Get Started Free
No time limit - totally free - just the way you like it.Sign Up Now
One of the significant trends in data architecture is the idea of the data lakehouse, which combines the benefits of the data lake and the data warehouse, as exemplified by the following image:
The centerpiece of this architecture is the table format, a metadata layer on top of your data lake that enables tooling to treat your data lake storage like a database with ACID transactions, high performance, time travel, and more. In the past, I’ve discussed the differences between the main three table formats: Apache Iceberg, Apache Hudi, and Delta Lake. I’ve also discussed how you can migrate Apache Hive tables to Apache Iceberg and shared best practices, along with a hands-on exercise.
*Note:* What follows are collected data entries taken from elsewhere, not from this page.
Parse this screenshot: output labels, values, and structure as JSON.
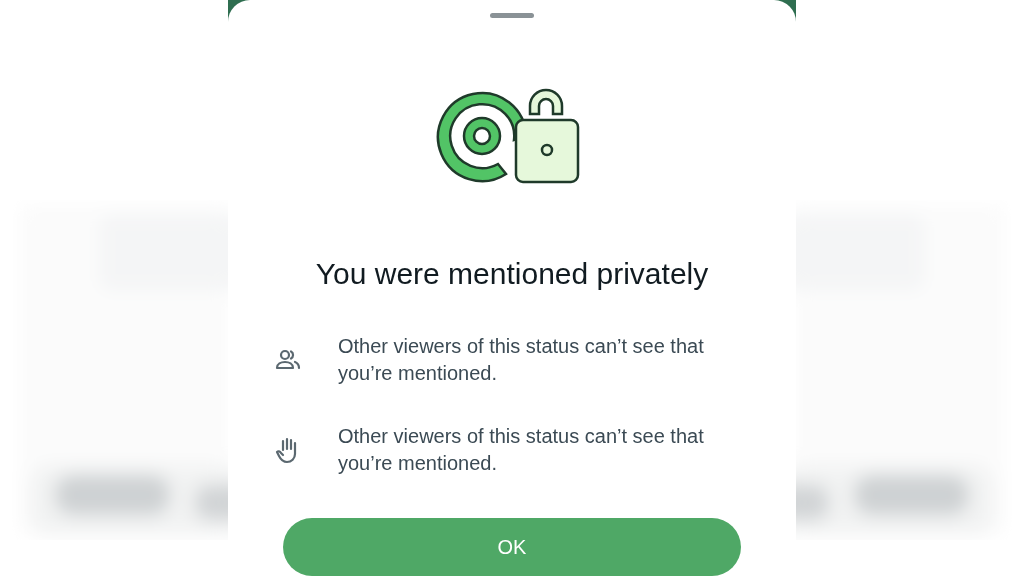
{
  "sheet": {
    "title": "You were mentioned privately",
    "items": [
      {
        "kind": "people",
        "text": "Other viewers of this status can’t see that you’re mentioned."
      },
      {
        "kind": "hand",
        "text": "Other viewers of this status can’t see that you’re mentioned."
      }
    ],
    "button": "OK"
  }
}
In this article, I will provide guidance on how to migrate from a Delta Lake-based data lakehouse to an Apache Iceberg-based one. Scott Teal recently published this article on Delta Lake to Iceberg migration, and I’ll touch on many of the techniques in this article along with a few other avenues and considerations.
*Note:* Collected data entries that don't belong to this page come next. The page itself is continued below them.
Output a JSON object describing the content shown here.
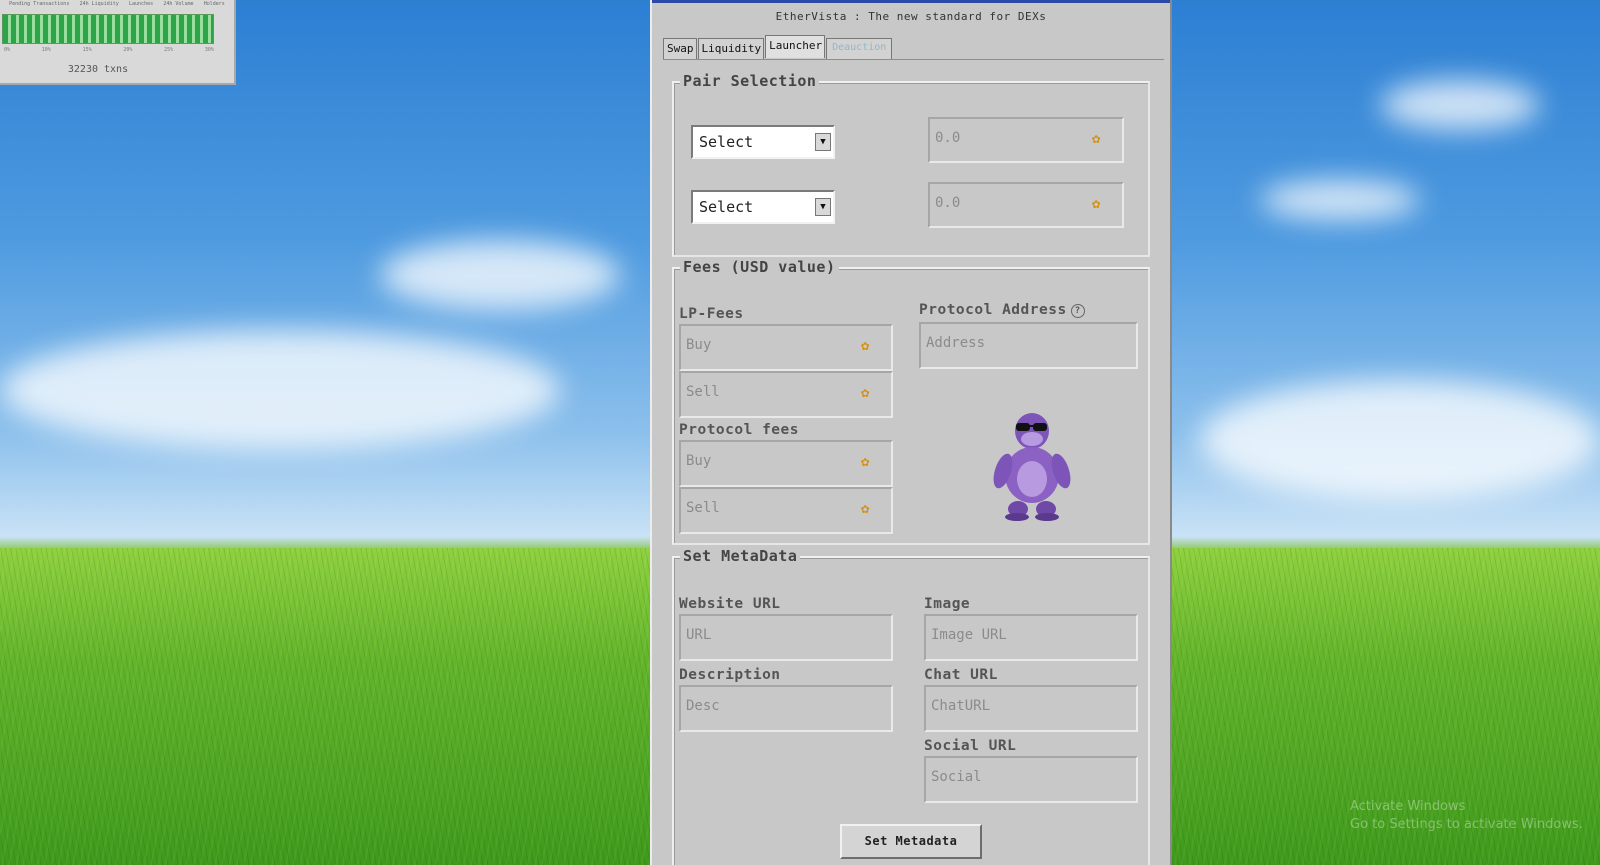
{
  "mini_window": {
    "column_labels": [
      "Pending Transactions",
      "24h Liquidity",
      "Launches",
      "24h Volume",
      "Holders"
    ],
    "tick_labels": [
      "0%",
      "10%",
      "15%",
      "20%",
      "25%",
      "30%"
    ],
    "txns": "32230 txns"
  },
  "window": {
    "title": "EtherVista : The new standard for DEXs",
    "tabs": [
      "Swap",
      "Liquidity",
      "Launcher",
      "Deauction"
    ],
    "active_tab": "Launcher"
  },
  "pair_selection": {
    "legend": "Pair Selection",
    "rows": [
      {
        "select": "Select",
        "amount": "0.0"
      },
      {
        "select": "Select",
        "amount": "0.0"
      }
    ]
  },
  "fees": {
    "legend": "Fees (USD value)",
    "lp_fees_label": "LP-Fees",
    "lp_buy": "Buy",
    "lp_sell": "Sell",
    "protocol_fees_label": "Protocol fees",
    "proto_buy": "Buy",
    "proto_sell": "Sell",
    "protocol_address_label": "Protocol Address",
    "protocol_address_placeholder": "Address"
  },
  "metadata": {
    "legend": "Set MetaData",
    "website_label": "Website URL",
    "website_placeholder": "URL",
    "image_label": "Image",
    "image_placeholder": "Image URL",
    "description_label": "Description",
    "description_placeholder": "Desc",
    "chat_label": "Chat URL",
    "chat_placeholder": "ChatURL",
    "social_label": "Social URL",
    "social_placeholder": "Social",
    "submit": "Set Metadata"
  },
  "desktop": {
    "watermark_line1": "Activate Windows",
    "watermark_line2": "Go to Settings to activate Windows."
  },
  "icons": {
    "coin": "coin-icon",
    "dropdown": "chevron-down-icon",
    "help": "question-circle-icon",
    "mascot": "purple-gorilla-mascot"
  },
  "colors": {
    "window_bg": "#c8c8c8",
    "coin": "#d4900f",
    "mascot": "#8b62c4"
  }
}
There are many reasons you may want to migrate from Delta Lake to Iceberg:
You no longer use Databricks
The most significant benefits of Delta Lake often stem from the support for the format on the Databricks platform, so if you are not using Databricks a lot of the platform benefits like auto-optimize are no longer available. Outside the Databricks platform, several platforms give Apache Iceberg first-class support, making it a compelling option when Databricks is not part of your architecture. Keep in mind, it is possible to use Apache Iceberg when using Databricks which can help to prevent migration friction if you leave the platform in the future.
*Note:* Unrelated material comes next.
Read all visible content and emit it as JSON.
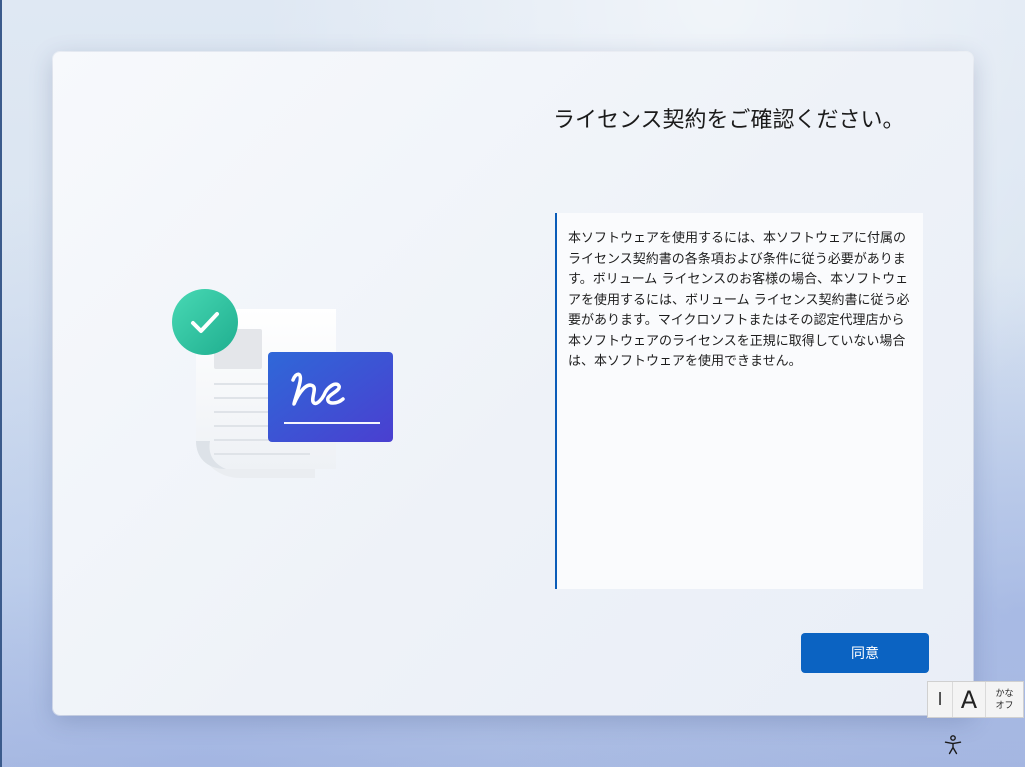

To enjoy the benefits of partition evolution
Apache Iceberg is the only one of the three table formats that has the ability to change your partition scheme without having to rewrite your entire table. In a world where data is constantly evolving this can be a nice feature to have at your disposal.
To enjoy the benefits of Iceberg’s compatibility mode on object storage
Apache Iceberg is the only one of the three table formats to completely decouple from Apache Hive’s dependency on the physical layout of the files. This helps prevent prefix throttling on object storage services, improving performance when you have a lot of files in a particular table partition.
To enjoy the open platform and community
Despite being “open source,” the core Delta Lake format, for better or for worse, is still under the primary influence of Databricks. This doesn’t say anything about the performance or functionality of the format but does present an ecosystem risk that you may not want to expose the majority of your data to. Apache Iceberg has broad and transparent community development and adoption and is a great format to serve as the base for your data infrastructure, even if you may want some of your data in Delta Lake to enjoy Databricks’ ML tools.
When it comes to migration from any source to Iceberg there are essentially two main approaches:
The goal of this approach is to repurpose the files from the previous format into the new format to reduce the amount of data that needs to be rewritten. This approach results in taking the existing Parquet files from a Hive, Hudi, or Delta Lake table and registering them with a new or existing Iceberg table. The end result is that you only write new metadata that includes the existing files.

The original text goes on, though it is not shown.